Why an AMBER Alert didn’t happen
In missing child investigations, one tool that’s available to law enforcement to help bring those who are missing home is the AMBER Alert.
The system, which stands for America’s Missing: Broadcast Emergency Response, has been used in Iowa since March 13, 2003.
Iowa’s AMBER Alert system is managed by the Iowa Department of Public Safety.
“The AMBER Alert is a tool that law enforcement uses to alert the public in a large geographic area that a child has been abducted,” Jessica Lown, communications manager for the DPS, said Wednesday. “It’s physically designed for child abductions where the life and limb of the child is considered at risk.”
Lown said there are four criteria that need to be met in order for law enforcement to issue an AMBER Alert.
Law enforcement must confirm that a child has been abducted and that information is entered into the Iowa On-Line Warrants and Articles Criminal Justice Information Network and the National Crime Information Center.
“The person who has been abducted must be under 18,” Lown said. “Law enforcement has to have credible evidence or information that indicates the child is in danger, and we also have to have descriptive information.”
That includes descriptions of both the child and abductor.
If at least one of the four criteria is missing, an alert will not be issued. Lown said this is necessary for the system to work.
“The AMBER Alert is a tool we use to alert the general public that a child has been abducted, but it’s not just an information piece; it’s a call to action,” she said. “We want people to be on the lookout, and if we can’t provide information it’s useless.”
In the case of Kathlynn Shepard, Lown said the DPS was preparing to issue an AMBER Alert after the case was reported to police.
“We had a paperwork request that was submitted to the DPS,” Lown said. “We were in the process of getting that activated when we were notified that the abductor was located. At that point in time, the criteria for the AMBER Alert was no longer met. Law enforcement’s efforts needed to be shifted to a very localized search and rescue effort.”

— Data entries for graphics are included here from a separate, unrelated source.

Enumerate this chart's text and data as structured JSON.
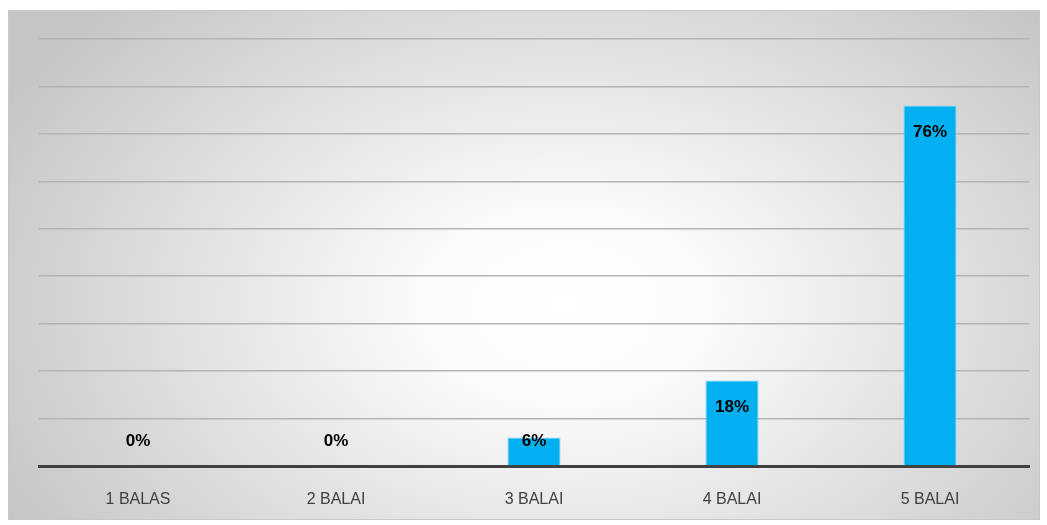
{
  "chart_data": {
    "type": "bar",
    "categories": [
      "1 BALAS",
      "2 BALAI",
      "3 BALAI",
      "4 BALAI",
      "5 BALAI"
    ],
    "values": [
      0,
      0,
      6,
      18,
      76
    ],
    "color": "#00b0f0",
    "value_labels": [
      "0%",
      "0%",
      "6%",
      "18%",
      "76%"
    ],
    "ylim": [
      0,
      90
    ],
    "grid": "y",
    "tick_labels": "x"
  }
}
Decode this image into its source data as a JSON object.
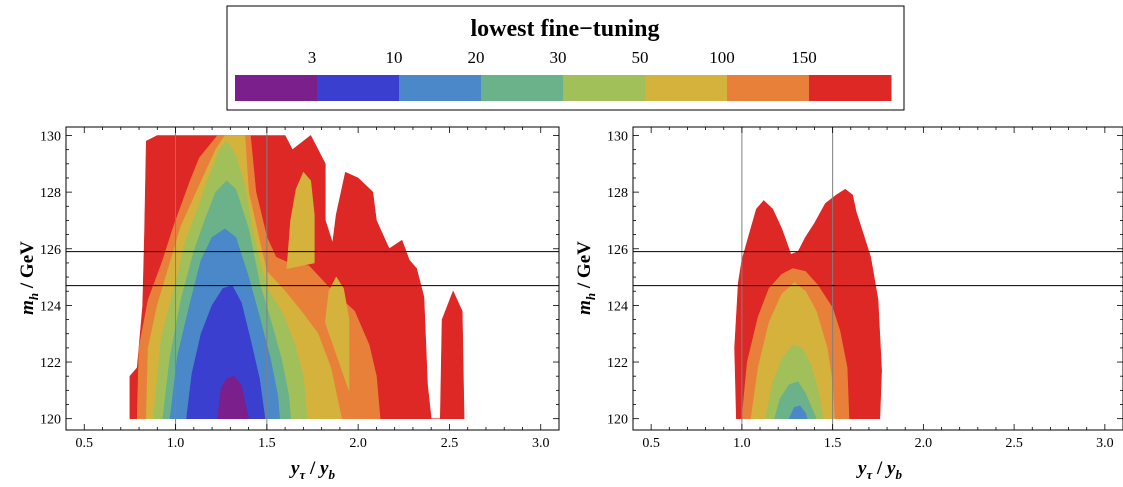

Since 2003, there have been 18 AMBER Alerts issued in Iowa, according to the Iowa AMBER Alert website. There have been none issued so far this year; one was issued in 2012 and two in 2011.

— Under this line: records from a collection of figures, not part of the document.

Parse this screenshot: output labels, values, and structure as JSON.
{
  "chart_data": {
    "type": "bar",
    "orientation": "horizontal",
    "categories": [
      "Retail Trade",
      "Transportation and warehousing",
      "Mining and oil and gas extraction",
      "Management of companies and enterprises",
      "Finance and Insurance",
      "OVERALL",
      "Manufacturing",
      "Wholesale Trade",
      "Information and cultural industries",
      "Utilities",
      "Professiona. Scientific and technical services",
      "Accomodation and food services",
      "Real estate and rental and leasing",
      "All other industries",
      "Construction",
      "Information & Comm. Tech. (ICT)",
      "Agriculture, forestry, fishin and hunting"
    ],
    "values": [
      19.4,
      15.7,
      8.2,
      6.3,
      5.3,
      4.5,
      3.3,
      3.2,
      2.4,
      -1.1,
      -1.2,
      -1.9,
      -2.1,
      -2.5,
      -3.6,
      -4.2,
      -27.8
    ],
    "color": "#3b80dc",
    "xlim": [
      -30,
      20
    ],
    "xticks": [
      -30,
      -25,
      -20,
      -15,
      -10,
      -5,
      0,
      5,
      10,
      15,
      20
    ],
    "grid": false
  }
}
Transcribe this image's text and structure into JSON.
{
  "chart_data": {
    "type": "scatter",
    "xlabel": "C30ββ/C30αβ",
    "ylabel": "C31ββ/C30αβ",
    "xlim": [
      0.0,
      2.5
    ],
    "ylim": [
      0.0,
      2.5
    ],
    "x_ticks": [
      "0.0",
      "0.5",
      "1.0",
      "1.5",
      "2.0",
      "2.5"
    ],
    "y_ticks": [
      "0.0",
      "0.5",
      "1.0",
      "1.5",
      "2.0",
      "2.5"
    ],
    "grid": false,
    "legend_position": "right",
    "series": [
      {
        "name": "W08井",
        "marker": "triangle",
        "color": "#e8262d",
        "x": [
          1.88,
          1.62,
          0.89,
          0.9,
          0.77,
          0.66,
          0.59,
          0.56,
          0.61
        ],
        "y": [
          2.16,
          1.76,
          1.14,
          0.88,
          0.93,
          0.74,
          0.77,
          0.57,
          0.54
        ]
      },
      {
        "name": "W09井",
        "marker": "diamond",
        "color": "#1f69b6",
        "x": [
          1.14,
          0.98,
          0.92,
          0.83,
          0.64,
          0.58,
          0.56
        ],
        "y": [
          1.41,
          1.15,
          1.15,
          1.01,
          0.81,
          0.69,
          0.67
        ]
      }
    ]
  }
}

Lown characterized the use of AMBER Alerts as “relatively infrequent,” but added there’s a reason for that.
“We don’t want to have a situation in which the AMBER Alerts begin to become the norm and citizens ignore them and don’t participate in the call to action,” she said. “They might stop looking for the abductor because of how many are issued. It could become a boy who cried wolf scenario.”

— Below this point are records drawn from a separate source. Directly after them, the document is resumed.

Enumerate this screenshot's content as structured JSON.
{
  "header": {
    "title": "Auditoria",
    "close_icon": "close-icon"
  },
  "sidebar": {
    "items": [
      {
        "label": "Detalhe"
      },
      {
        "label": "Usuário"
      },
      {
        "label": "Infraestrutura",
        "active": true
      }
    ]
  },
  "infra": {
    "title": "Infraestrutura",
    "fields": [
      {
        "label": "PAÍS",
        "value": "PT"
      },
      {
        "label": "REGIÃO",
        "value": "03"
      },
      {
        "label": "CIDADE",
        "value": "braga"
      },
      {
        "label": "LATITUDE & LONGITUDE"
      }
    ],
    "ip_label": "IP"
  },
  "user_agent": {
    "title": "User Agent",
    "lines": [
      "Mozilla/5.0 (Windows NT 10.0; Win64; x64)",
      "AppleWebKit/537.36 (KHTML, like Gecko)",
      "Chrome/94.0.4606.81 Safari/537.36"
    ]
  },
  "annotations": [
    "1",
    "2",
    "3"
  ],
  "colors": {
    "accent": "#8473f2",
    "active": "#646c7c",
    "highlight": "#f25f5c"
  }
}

While AMBER Alerts have their advantages, such as getting information on an abduction out statewide, they also have disadvantages.
“They can enable or provide an overflow of information, which is sometimes helpful and sometimes not,” Lown said. “The AMBER Alert is a great tool, but it’s just one tool in the toolbox. Very frequently the folks who work on that are doing other things that are important and will bear positive results when there’s been an abduction.”
“Just because an AMBER Alert is not issued doesn’t mean many other things aren’t going that will lead to the safe recovery of a missing person,” she added.
The AMBER Alert was created in 1996 after the abduction and murder of 9-year-old Amber Hagerman in Arlington, Texas. According to the DPS AMBER Alert website, “following her murder, concerned individuals contacted local radio stations in the Dallas area and suggested that the station broadcast special “alerts” over the airwaves to help find abducted children.”